住宅の賃貸借契約の当事者に相続が発生した場合の権利関係に関する次の記述のうち、適切なものの組合せはどれか。
  1. 借主に相続が開始し、相続人が存在しない場合、内縁の配偶者が同居していたときは、内縁の配偶者は借主の地位を承継する。
  2. 借主に相続が開始し、共同相続人が賃借権を共同相続した場合、貸主は各共同相続人に対して、相続分に応じて分割された賃料を請求できるにすぎない。
  3. 貸主に相続が開始し、共同相続人が物件を共同相続した場合、相続人が解除権を行使するためには、過半数の共有持分を有していなければならない。
  1. ア、イ
  2. イ、ウ
  3. ア、ウ
  4. ア、イ、ウ

正解 3

解説

  1. 適切。借主に相続人が存在しない場合、内縁の配偶者が同居していたときは、内縁の配偶者は借主の地位を承継することができます(借地借家法36条1項)。
  2. 不適切。
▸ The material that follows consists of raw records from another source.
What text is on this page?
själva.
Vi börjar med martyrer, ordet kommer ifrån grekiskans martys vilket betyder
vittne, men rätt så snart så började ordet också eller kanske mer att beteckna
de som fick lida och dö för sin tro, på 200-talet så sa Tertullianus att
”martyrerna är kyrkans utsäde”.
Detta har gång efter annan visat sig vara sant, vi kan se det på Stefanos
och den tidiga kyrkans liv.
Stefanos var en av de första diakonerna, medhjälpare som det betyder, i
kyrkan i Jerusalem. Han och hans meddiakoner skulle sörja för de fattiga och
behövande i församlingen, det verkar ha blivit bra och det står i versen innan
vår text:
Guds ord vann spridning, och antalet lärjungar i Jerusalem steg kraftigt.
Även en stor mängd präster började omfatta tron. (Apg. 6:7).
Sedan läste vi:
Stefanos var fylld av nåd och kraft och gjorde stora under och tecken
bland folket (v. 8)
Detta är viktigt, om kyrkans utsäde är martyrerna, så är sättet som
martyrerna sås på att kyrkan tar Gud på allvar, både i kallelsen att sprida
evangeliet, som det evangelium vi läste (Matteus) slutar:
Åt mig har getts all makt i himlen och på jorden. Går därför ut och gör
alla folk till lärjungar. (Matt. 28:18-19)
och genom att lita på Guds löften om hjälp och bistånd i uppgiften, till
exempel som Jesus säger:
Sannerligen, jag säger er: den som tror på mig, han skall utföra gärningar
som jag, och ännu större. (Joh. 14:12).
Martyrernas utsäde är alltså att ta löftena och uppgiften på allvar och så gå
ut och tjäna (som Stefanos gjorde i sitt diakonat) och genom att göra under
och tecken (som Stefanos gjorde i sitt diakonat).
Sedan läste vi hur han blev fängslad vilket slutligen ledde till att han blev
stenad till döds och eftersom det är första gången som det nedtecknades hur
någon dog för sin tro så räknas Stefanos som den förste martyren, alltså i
貸主は各共同相続人に対して分割された賃料ではなく全額を請求することができます。賃借権が共同相続人の共有(共同利用状態)となっており、賃料債権を明確に分割することができないため(不可分債権)、各相続人にそれぞれ全額請求することができます。
  3. 適切。賃貸借契約の見直し(賃貸借契約の解除)は、共同相続人による共有物件の管理行為にあたるため、共有持分の過半数の承諾が必要となります。民法上の共有について、保存行為(共有物件の修繕等)は各自単独で、管理行為は過半数の承諾、変更行為(共有物件の増改築や売却等)は共有者全員の承諾が必要です(民法251条、民法252条)。
したがって適切なものの組合せは「ア、ウ」です。